“Draw trees” by Norman Battershill is another cheap publication in my collection of books on drawing trees. The first publication was in 1980 and the paperback version I bought is from 2004. There is not much text in this book, but what a text! I would love to quote the first chapter “Making a start” in full, but with respect to the copyright I want to quote only a few sentences.
“The time you spend on a drawing is not important. A ten-minute sketch can say more than a slow, painstaking drawing that takes many hours”
“To do an interesting drawing, you must enjoy it…The less you think about how you are drawing and the more you think about what you are drawing, the better your drawing will be.”

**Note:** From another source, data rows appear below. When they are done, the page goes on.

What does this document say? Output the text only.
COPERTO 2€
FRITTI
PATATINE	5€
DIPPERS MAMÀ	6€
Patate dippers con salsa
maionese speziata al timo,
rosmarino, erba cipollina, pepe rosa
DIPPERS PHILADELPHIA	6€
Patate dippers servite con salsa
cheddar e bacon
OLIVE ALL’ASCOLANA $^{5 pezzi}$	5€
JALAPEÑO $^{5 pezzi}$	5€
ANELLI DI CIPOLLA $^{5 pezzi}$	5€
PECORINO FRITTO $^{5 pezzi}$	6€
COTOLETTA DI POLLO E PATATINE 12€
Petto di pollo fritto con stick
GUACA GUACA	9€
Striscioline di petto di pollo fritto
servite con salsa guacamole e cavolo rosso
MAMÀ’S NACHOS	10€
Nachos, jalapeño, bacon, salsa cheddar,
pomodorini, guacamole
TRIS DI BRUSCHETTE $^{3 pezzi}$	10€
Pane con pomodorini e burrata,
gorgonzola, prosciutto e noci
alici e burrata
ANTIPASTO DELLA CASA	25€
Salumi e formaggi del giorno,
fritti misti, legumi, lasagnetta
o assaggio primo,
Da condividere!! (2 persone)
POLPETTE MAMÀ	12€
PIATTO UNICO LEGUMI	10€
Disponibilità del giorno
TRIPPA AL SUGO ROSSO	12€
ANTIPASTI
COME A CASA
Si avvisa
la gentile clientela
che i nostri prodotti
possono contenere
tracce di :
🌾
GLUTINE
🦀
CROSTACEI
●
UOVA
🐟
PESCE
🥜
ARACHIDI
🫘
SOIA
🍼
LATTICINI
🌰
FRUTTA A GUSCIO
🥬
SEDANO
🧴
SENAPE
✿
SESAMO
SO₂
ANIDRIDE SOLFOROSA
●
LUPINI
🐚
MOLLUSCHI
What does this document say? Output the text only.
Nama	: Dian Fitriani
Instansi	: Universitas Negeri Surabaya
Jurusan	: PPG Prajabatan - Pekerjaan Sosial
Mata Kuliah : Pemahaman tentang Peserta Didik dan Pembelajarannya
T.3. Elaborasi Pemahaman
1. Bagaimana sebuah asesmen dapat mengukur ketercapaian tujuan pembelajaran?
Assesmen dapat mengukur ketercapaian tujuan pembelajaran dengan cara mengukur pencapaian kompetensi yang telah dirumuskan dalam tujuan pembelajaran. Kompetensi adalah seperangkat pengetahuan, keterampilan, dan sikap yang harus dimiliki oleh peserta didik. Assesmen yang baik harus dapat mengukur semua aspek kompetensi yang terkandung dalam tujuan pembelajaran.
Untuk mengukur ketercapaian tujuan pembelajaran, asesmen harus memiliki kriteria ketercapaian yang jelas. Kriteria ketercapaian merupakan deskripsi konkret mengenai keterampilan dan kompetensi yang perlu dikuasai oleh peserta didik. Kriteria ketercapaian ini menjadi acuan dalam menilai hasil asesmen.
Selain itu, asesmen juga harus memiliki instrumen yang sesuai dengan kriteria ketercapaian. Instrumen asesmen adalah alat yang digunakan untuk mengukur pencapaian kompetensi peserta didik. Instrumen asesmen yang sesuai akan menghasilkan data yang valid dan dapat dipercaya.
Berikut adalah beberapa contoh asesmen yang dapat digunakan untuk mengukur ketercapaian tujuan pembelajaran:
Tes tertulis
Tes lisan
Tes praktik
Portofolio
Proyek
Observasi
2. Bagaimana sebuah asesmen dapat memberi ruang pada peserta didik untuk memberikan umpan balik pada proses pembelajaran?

“Be as bold as you dare….”
I tried hard to find some superfluous words or sentence in the book, no chance. This gentlemen does not waste your time. After long years of own drawing I can say that the text is the essence of what is possible to say about drawing trees. The book introduces the reader quickly to many different drawing media and papers on three pages. After that numerous example drawings illustrate how to draw trees. Norman Battershill studies trees always as an element of landscape, which is great in my opinion as the student learns about composition and gets prepared to the real situation in a landscape.
The drawings are very inspiring. The tour through different media like pencil, charcoal and ink motivate for own explorations. I would not recommend this book to readers who want to see very detailed, super realistic drawings of foliage , leaves or bark, rather to those who are interested to learn how to learn lively drawing and sketching of entire trees as part of landscape studies.
The two quick studies in this post are done after one of the drawings by Norman Battershill. The top is a HB pencil study (not my preferred medium) and at the bottom is a study in black oil pastel.